Business Magazine

Strengthening the Voice of Ukraine’s Entrepreneurs and Small Businesses

Posted on the 20 November 2013 by Center For International Private Enterprise @CIPEglobal

Ukraine GEW Blog Post Picture2

“But wise is the man who disdains no character, but with searching glance explores him to the root and cause of all.” — Nikolai Gogol, Dead Souls

Corruption in Ukraine cuts across regions, all sectors of the economy, and almost every institution. In some sense it’s become a rallying point: since everyone is harmed by corruption, CIPE’s private sector-led, collective action approach to anticorruption in Ukraine is based on bringing the business community together to work towards common solutions.

Given that Ukraine’s business associations are among the country’s weakest civil society institutions — such associations did not exist during 70 years of Communist rule — small and medium-sized enterprises (SMEs) are underrepresented nationally in civil society and political life. Despite this fact, Ukrainian public discourse on issues affecting the business community is vibrant and relatively open.

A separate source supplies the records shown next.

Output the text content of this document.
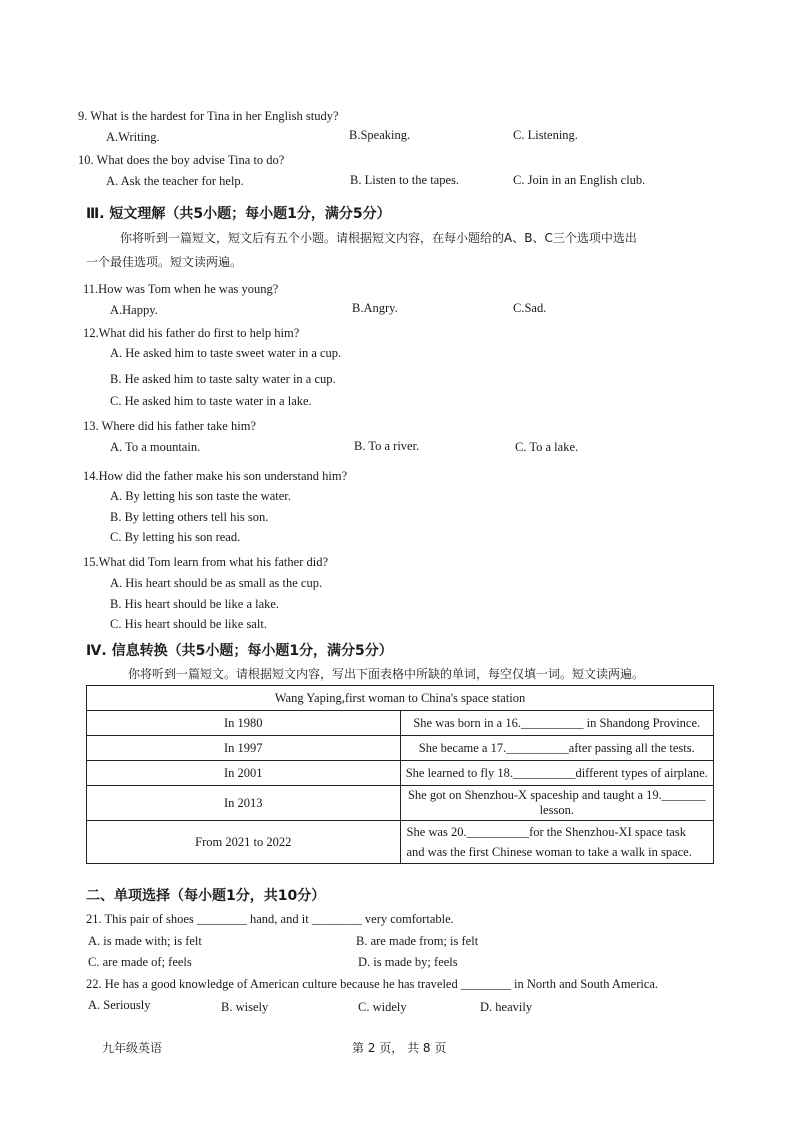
9. What is the hardest for Tina in her English study?
A.Writing.	B.Speaking.	C. Listening.
10. What does the boy advise Tina to do?
A. Ask the teacher for help.	B. Listen to the tapes.	C. Join in an English club.
Ⅲ. 短文理解（共5小题；每小题1分，满分5分）
你将听到一篇短文，短文后有五个小题。请根据短文内容，在每小题给的A、B、C三个选项中选出
一个最佳选项。短文读两遍。
11.How was Tom when he was young?
A.Happy.	B.Angry.	C.Sad.
12.What did his father do first to help him?
A. He asked him to taste sweet water in a cup.
B. He asked him to taste salty water in a cup.
C. He asked him to taste water in a lake.
13. Where did his father take him?
A. To a mountain.	B. To a river.	C. To a lake.
14.How did the father make his son understand him?
A. By letting his son taste the water.
B. By letting others tell his son.
C. By letting his son read.
15.What did Tom learn from what his father did?
A. His heart should be as small as the cup.
B. His heart should be like a lake.
C. His heart should be like salt.
Ⅳ. 信息转换（共5小题；每小题1分，满分5分）
你将听到一篇短文。请根据短文内容，写出下面表格中所缺的单词，每空仅填一词。短文读两遍。
Wang Yaping,first woman to China's space station	
In 1980	She was born in a 16.__________ in Shandong Province.
In 1997	She became a 17.__________after passing all the tests.
In 2001	She learned to fly 18.__________different types of airplane.
In 2013	She got on Shenzhou-X spaceship and taught a 19._______ lesson.
From 2021 to 2022	She was 20.__________for the Shenzhou-XI space task and was the first Chinese woman to take a walk in space.
二、单项选择（每小题1分，共10分）
21. This pair of shoes ________ hand, and it ________ very comfortable.
A. is made with; is felt	B. are made from; is felt
C. are made of; feels	D. is made by; feels
22. He has a good knowledge of American culture because he has traveled ________ in North and South America.
A. Seriously	B. wisely	C. widely	D. heavily
九年级英语	第 2 页， 共 8 页
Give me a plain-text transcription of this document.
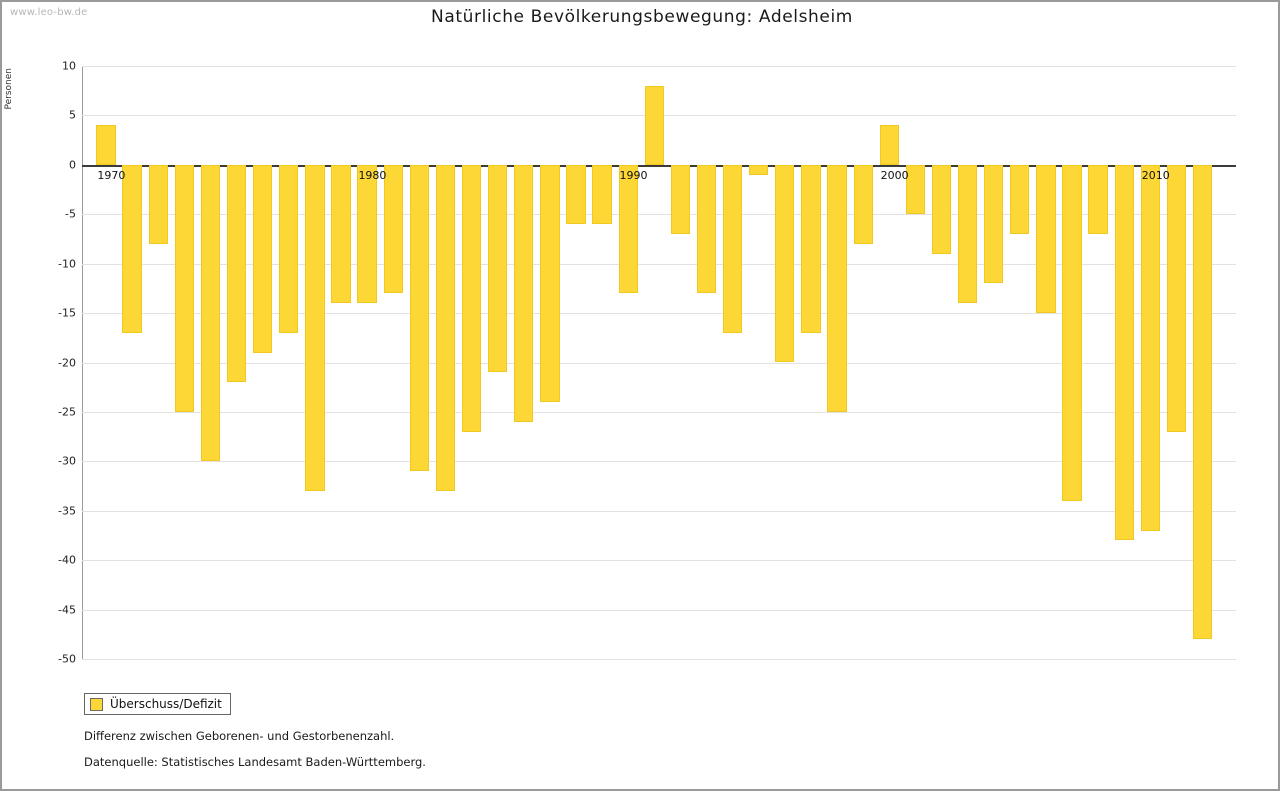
www.leo-bw.de	Natürliche Bevölkerungsbewegung: Adelsheim
Personen
1970	1980	1990	2000	2010
10
5
0
-5
-10
-15
-20
-25
-30
-35
-40
-45
-50
Überschuss/Defizit
Differenz zwischen Geborenen- und Gestorbenenzahl.
Datenquelle: Statistisches Landesamt Baden-Württemberg.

This appears to be improving on the regional level, in part through CIPE support of business associations representing SMEs, a little more notably each year. Individual business associations, as well as eight new coalitions of associations, now work collectively at the regional level.

In early December, CIPE Ukraine will kick off the fourth annual capacity building training program in Kyiv. CIPE’s intensive training programs have helped to develop a network of business associations, think tanks, and other private sector organizations to support these growing initiatives. As a result of CIPE’s efforts, eight cross-regional and cross-industry coalitions of business associations are at work. They focus on issues ranging from business protection and action against government interference in entrepreneurial activity to anti-corruption. As CIPE Ukraine prepares to launch its fourth training program, CIPE’s partner continue to grow in numbers and capacity, working together to set the stage to further strengthen the voice of the business community at large on high-priority issues.

For the past three years, Ukraine’s associations have received intensive training to improve their advocacy skills, build management and leadership capacity, expand their membership bases, and lay the groundwork for collective action prior to taking on an anticorruption program. The main goal for this year’s program, Building Advocacy Momentum, is not only to further increase business associations’ capacity and to encourage cooperation through the building of coalitions of business associations, but also to support advocacy initiatives in the areas already identified by entrepreneurs as being of specific importance to the business community.

In early July of this year, CIPE held a two-day forum for business associations, in cooperation with the Ukrainian Chamber of Commerce as well as the German Society for International Cooperation and the Naumann Foundation. At the forum, past and present partners from across Ukraine’s regions convened to discuss advocacy priorities for chambers and business associations in the run-up to a presidential election set for 2015.

The sheer number of interested participants — more than 120 — reflected an even higher national recognition of CIPE’s work in Ukraine than anticipated.  With CIPE-supported coalitions of business associations mobilizing diverse constituencies and defining issues, the forum was evidence of how the SME community is increasingly adept at defining issues and taking part in civil society.

Despite the fact that chamber and business association leaders work in a poor economy, with small budgets and lack of large-scale business support, a follow-up assessment of the forum noted that participants showed themselves to be hungry for knowledge, examples, and practical ideas for implementation. Not only that, but they worked across great divides and in cooperation with one another to advance common goals relevant to the broader business community, and the civil society they represent.

As CIPE Ukraine prepares for the next training program, interest is growing rapidly: this year, CIPE received 48 eligible applicants for 25 openings. The applicants came from across Ukraine and from both the private and public sectors. Concurrently, in early November, CIPE selected five business associations, and CIPE partners, working on inter-regional initiatives to receive small grants working on a variety of issues, including the simplification of the regulatory environment for small and medium-sized enterprises, anticorruption work in regards to privatization, and the improvement of regulatory practices.

On September 20, leaders of 14 business associations from across Ukraine took their cooperation one step further and discussed the creation of a national platform to support small and medium-sized enterprises (SMEs) in advocacy campaigns. During the discussion, the leaders decided that the platform would be an independent network of associations working on economic policy issues, representing the interests of SMEs both domestically and internationally. CIPE partners and Ukrainian business coalitions have been actively working on policy recommendations for draft laws, engaging in public-private dialog with regional authorities, and even taking part in parliamentary hearings, addressing the need for economic empowerment in Ukraine – including access to credit and business training programs.

As Ukrainian writer Nikolai Gogol also wrote: “A word aptly uttered or written cannot be cut away by an ax.” As the networks of business associations and coalitions grow in Ukraine, these words ring loud and clear – the voice of civil society coming together grows more powerful by the year, cooperation paves the way for change in Ukraine as the voice becomes apt, resolved, and strong, across both diverse regions and different industries.

Rachel Grossman is Program Assistant for Eurasia at CIPE.